Yağmur botu alırsın, yağmuru beklersin.
allı pullu bişey alınca özel bigün olsun dersin.
şapka alırsın ama hep bi kenarda durur, arada takıp fotoğrafını çekersin.
ya da böyle kar desenli yün tayt alır ve kar yağmasını beklersin benim gibi.
Ve bu pofuduk pofuduk sıcacık hırka da yün taytla birlikte giyilmeyi bekler bi kenarda.
Küresel ısınma desem değil, soğuma hiç değil.
Aralık ayının son demlerinde Ankara'da iki gram karla eglence yaratmaya çalışmak pek hayr-ı alamet değil!

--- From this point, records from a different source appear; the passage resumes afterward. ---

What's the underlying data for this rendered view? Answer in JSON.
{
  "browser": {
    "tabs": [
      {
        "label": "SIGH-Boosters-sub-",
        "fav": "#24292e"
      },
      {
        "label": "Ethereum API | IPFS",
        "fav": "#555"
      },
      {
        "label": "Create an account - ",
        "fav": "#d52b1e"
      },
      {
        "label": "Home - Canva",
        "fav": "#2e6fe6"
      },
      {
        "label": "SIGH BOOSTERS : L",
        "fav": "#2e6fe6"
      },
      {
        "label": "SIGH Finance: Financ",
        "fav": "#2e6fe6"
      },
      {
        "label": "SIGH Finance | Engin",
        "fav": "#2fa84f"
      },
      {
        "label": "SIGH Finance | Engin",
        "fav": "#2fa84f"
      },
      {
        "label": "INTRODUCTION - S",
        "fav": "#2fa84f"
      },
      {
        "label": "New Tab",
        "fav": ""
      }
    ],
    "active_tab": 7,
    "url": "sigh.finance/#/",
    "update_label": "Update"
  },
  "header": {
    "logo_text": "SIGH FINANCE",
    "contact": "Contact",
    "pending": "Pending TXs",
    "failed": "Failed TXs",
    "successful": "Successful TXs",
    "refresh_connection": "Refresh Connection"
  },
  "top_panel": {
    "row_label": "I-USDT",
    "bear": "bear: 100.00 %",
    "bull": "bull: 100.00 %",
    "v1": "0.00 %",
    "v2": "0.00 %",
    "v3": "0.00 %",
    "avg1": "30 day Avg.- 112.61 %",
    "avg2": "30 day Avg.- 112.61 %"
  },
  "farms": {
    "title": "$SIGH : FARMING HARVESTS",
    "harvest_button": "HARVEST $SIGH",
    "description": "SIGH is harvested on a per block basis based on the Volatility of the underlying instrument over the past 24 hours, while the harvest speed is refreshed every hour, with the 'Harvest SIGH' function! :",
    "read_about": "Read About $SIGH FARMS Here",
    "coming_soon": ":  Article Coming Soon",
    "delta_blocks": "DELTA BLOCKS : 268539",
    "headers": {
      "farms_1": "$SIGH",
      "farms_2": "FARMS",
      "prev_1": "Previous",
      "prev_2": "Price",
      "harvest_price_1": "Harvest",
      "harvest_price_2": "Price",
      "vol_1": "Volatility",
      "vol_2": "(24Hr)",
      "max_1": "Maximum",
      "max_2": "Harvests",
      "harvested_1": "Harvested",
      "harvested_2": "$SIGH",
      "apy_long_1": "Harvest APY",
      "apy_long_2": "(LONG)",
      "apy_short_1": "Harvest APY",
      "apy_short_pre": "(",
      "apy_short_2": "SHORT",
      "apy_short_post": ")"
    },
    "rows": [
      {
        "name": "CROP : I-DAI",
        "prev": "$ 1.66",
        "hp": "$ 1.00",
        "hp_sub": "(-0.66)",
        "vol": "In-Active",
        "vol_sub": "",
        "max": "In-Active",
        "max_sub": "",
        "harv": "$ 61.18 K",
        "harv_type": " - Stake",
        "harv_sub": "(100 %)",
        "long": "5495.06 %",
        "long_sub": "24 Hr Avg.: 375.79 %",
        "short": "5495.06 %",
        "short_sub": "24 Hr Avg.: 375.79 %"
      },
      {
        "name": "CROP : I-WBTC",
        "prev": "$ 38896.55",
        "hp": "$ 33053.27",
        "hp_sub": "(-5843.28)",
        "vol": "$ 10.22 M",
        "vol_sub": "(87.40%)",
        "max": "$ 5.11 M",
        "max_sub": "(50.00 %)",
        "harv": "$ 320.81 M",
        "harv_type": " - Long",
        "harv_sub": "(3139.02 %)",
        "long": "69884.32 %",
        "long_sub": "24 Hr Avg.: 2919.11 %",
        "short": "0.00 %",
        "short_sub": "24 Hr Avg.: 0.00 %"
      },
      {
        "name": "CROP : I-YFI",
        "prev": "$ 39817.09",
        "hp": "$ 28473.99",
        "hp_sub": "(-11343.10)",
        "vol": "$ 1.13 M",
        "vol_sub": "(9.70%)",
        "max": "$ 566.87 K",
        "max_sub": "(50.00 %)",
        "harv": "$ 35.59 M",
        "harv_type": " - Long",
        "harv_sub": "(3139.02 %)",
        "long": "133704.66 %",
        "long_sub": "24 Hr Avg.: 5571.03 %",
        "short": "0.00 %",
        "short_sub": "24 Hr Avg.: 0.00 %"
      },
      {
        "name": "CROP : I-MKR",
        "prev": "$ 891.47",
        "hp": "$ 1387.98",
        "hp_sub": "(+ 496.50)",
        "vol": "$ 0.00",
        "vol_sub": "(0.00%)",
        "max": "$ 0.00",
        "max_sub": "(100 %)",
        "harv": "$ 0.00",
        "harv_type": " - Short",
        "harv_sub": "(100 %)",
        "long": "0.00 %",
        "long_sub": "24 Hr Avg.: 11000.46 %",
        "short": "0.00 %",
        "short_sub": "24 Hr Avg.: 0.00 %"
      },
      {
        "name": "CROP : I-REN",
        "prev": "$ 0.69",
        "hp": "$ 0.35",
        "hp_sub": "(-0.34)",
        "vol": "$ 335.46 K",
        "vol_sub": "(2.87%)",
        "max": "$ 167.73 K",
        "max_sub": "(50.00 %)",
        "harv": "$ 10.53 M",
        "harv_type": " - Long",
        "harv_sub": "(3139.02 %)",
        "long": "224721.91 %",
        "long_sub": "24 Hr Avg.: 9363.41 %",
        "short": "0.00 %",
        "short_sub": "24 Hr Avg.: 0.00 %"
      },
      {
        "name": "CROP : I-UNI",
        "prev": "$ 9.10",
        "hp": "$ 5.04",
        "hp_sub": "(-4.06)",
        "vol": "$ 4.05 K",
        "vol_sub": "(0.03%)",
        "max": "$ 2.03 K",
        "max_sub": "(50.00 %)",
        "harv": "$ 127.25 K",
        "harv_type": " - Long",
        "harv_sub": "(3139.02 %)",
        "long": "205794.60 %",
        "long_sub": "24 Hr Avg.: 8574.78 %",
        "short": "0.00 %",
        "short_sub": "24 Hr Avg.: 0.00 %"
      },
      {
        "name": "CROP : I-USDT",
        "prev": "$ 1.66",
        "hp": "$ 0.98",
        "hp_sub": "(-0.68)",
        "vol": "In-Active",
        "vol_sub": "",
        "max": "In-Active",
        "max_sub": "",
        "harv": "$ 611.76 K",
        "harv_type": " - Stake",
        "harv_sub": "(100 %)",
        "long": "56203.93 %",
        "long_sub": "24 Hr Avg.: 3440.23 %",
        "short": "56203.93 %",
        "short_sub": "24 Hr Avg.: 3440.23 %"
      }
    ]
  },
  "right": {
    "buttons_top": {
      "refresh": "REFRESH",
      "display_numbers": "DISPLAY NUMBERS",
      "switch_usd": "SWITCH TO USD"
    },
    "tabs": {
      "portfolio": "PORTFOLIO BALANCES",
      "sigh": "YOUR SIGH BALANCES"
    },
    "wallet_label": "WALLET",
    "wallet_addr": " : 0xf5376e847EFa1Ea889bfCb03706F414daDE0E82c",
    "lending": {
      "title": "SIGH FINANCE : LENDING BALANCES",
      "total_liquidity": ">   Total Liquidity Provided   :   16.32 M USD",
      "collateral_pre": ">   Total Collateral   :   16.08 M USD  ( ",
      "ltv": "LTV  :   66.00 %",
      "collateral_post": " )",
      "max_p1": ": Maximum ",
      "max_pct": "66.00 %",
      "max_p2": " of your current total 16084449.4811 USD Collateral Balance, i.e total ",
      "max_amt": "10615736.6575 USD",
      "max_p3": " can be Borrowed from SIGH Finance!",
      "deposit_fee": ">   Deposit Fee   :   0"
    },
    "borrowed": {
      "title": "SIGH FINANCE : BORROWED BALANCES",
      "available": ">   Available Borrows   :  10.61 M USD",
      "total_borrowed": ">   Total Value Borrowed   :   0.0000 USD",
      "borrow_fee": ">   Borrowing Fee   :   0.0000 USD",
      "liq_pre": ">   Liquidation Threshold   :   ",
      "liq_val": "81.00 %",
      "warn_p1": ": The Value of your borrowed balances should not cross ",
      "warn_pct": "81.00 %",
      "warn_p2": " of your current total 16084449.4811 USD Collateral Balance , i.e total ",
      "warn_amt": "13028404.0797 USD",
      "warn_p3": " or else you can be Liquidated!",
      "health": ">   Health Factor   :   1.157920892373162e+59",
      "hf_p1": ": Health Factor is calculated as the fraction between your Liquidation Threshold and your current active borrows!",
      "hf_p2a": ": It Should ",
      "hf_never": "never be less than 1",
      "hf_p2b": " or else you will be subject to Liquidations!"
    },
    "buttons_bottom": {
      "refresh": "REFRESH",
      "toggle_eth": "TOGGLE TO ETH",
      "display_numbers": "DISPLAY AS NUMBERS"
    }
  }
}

E madem kartopu oynayamıyoruz, madem memeleri olan kardan adam yapamıyoruz, o zaman maksimumda zıplayalım, hoplayalım.
Bugün 2011'in son pazartesisi.
Hadi bugün ona bi iyilik yapalım.
Ne kürkçü dükkanı muhabbeti yapıp söylenelim,
ne de "ulan yine uykumu alamadan ofise geldim sabahın köründe" diye, geç yattığımız pazara kızmak yerine pazartesiye çemkirelim.

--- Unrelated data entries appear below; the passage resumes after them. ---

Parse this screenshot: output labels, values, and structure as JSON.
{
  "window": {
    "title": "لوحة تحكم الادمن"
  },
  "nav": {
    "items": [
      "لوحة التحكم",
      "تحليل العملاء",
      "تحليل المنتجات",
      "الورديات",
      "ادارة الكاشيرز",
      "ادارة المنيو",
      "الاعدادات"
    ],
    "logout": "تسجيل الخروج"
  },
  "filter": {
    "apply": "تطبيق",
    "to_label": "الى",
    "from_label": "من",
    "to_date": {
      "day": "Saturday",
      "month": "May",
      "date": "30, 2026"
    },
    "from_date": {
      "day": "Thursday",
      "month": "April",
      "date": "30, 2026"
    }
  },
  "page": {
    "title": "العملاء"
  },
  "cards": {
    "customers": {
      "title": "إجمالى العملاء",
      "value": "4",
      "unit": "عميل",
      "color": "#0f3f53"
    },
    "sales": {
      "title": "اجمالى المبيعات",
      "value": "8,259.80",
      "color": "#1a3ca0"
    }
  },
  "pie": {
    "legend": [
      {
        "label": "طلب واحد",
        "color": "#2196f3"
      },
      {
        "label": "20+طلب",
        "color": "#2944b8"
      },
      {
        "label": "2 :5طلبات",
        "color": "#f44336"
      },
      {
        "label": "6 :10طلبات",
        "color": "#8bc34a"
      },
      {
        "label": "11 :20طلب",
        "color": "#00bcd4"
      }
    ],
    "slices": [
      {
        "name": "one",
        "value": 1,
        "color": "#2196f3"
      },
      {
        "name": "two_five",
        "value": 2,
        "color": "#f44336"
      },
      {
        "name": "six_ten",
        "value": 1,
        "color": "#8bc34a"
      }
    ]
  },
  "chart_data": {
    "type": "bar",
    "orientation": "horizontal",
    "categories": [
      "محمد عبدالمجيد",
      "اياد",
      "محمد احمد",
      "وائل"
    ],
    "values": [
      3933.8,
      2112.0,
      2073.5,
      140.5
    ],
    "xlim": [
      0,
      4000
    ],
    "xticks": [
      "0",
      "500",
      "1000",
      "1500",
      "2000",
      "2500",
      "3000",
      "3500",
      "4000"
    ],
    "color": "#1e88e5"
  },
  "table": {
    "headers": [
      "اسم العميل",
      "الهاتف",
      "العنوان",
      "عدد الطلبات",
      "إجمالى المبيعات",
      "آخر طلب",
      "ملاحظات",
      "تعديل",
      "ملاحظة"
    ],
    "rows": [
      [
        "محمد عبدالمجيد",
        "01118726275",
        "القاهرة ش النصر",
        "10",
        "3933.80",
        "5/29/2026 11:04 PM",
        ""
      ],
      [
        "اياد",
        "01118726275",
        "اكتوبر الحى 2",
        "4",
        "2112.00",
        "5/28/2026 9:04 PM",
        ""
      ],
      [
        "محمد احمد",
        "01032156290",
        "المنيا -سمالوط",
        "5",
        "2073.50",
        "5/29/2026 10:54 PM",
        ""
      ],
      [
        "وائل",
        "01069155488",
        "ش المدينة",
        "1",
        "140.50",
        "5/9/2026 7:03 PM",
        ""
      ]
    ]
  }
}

bugün onun son yılı, gelin bugün sevelim onu ♥
yemek ısmarlayalım, türk kahvesi yapalım (yanında kurabiyeyle servis edelim), en sevdiğimiz şarkıları dinletelim, en romantik filmi izletelim ve en taze demlenmiş çayla sohbete dahil edelim.
o kadar emeği var üstümüzde, bunu yapabiliriz bence:)
güzel vede mutlu pazartesiler o zaman herkeslere.